We told the world the king was dead
How would you transform a tiny village in the 1930s into a communications hub to spread breaking news around the world?
With today’s technologies it’s something we would take for granted.
But the recent anniversary of King George V’s death focused attention on the remarkable effort 81 years ago by Post Office engineers to create a global network virtually from scratch.
As the king lay comatose in January 1936 at the Sandringham Estate in Norfolk, news teams gathered in nearby Dersingham.
Around 90 journalists, together with telephonists and teleprinter operators, crammed into the hamlet’s Feathers Hotel. The only telephone facilities were a single phone inside a cupboard and a kiosk outside the Post Office.
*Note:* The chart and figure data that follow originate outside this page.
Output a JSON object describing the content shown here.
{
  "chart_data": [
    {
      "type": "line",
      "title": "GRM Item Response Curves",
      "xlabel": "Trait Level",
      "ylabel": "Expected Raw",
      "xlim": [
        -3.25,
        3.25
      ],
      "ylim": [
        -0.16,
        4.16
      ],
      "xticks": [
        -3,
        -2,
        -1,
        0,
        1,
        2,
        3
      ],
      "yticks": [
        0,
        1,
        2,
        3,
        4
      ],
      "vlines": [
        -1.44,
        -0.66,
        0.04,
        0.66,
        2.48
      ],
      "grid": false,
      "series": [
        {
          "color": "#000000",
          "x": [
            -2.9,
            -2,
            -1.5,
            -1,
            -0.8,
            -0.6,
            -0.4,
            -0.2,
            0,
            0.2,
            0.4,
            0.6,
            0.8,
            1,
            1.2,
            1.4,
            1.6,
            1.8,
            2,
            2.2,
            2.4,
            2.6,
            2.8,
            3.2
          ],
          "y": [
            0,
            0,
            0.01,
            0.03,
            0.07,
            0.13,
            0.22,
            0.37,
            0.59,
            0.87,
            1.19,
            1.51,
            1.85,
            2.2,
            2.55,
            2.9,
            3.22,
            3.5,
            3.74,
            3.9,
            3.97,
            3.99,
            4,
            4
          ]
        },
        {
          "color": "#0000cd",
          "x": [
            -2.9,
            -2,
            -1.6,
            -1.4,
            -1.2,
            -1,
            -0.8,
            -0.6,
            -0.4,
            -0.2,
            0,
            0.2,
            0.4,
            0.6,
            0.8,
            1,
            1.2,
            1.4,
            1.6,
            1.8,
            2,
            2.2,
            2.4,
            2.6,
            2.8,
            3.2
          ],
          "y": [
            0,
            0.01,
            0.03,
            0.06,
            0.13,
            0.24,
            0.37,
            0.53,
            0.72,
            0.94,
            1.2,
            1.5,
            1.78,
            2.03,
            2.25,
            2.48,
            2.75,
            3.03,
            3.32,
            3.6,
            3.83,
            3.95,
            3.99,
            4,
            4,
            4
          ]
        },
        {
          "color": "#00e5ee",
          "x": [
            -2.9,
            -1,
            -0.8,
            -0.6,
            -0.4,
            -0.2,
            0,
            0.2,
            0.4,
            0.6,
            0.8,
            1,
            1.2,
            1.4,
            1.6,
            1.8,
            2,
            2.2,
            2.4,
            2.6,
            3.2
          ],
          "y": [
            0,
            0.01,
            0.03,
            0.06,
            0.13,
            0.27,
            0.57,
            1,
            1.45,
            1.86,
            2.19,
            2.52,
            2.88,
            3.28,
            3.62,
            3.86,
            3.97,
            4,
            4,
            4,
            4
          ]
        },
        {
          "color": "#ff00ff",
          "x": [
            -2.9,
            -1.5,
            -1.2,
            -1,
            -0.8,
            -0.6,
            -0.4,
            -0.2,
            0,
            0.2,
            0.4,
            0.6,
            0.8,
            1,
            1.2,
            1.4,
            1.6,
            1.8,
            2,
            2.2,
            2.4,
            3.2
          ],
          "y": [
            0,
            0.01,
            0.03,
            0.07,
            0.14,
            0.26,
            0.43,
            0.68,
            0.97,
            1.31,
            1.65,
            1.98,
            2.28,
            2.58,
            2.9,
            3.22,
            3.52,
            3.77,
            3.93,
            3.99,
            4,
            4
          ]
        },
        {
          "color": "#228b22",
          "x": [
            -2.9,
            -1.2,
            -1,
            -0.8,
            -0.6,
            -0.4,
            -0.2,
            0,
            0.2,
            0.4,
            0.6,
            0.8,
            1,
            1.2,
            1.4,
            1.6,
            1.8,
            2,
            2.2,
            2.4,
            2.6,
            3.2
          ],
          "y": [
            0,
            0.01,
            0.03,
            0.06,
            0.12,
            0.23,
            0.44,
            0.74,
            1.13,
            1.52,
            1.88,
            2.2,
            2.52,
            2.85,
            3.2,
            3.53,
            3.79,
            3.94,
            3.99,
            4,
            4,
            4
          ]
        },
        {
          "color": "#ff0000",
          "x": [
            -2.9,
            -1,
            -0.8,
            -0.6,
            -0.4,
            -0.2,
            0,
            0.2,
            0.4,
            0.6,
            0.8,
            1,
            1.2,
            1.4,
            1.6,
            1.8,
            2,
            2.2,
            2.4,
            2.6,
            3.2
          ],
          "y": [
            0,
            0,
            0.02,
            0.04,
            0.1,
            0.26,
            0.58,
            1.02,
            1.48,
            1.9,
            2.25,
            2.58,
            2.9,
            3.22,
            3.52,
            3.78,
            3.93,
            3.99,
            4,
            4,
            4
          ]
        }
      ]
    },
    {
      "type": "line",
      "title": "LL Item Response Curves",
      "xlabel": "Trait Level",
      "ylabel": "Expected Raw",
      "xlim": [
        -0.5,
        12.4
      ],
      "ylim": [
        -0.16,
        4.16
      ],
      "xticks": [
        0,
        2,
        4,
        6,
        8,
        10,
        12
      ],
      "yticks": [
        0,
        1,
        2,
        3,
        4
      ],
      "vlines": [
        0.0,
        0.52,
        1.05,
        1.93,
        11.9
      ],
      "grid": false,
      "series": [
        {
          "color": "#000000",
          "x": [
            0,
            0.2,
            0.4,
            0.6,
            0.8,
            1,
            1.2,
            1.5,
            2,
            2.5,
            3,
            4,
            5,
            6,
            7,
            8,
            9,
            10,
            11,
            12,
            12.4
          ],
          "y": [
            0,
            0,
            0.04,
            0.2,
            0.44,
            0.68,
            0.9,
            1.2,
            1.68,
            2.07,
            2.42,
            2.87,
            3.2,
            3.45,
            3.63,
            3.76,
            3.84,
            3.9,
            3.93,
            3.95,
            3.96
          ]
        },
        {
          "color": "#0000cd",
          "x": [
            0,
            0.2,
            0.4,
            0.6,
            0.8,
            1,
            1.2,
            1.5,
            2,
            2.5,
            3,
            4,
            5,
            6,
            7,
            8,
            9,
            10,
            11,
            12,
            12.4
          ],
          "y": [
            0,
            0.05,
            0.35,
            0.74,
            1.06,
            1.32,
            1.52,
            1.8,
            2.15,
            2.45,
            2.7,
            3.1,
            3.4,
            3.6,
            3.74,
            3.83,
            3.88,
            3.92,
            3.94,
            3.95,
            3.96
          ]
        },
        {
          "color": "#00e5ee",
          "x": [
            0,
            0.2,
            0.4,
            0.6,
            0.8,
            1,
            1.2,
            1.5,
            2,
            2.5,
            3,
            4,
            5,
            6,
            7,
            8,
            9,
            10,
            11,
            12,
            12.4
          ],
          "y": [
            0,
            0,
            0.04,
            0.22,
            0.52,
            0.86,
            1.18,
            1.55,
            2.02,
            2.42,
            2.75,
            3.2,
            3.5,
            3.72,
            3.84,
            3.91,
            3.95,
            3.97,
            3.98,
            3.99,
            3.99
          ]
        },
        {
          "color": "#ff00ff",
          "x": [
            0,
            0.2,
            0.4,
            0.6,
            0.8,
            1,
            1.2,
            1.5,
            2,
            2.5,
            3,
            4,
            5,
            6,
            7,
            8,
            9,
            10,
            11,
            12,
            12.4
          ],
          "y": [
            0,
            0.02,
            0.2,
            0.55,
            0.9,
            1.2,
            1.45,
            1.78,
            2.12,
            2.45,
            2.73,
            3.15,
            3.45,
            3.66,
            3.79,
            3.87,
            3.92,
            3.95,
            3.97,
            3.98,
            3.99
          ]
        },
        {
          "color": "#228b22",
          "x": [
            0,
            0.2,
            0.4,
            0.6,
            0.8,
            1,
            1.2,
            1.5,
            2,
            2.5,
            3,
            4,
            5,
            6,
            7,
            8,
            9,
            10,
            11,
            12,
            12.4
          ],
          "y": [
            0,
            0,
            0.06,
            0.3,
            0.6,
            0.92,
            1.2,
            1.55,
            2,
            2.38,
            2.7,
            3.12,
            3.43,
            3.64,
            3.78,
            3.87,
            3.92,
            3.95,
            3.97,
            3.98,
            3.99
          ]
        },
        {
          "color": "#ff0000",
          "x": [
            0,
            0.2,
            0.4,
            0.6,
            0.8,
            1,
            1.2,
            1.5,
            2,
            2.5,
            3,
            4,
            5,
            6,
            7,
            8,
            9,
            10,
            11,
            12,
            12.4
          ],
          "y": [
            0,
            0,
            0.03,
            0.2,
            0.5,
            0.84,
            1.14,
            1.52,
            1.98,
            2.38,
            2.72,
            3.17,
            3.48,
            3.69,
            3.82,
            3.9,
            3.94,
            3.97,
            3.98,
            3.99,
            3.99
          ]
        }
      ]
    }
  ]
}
David Hay (head of heritage and archives, BT) says that Post Office engineers swiftly rose to the challenge of creating a temporary network so journalists could transmit news of the king’s final days. “They worked round the clock by the light of car headlamps and acetylene torches to build circuits and lay four miles of cable.”
Engineers installed four miles of cable across the fields of Norfolk, which was a fantastic achievement. Within hours they had installed six lines at the hotel, and journalists were filing their copy from phones in corridors and teleprinters in the sub-postmistress’s parlour. While the king’s health was declining, daily telegrams on his condition were sent out through our Rugby radio station.
The announcement from Sandringham on 20 January of the king’s death was flashed from Norfolk to every corner of the world in under a second. Journalists crammed into the Feathers Hotel to file copy announcing King George V’s death.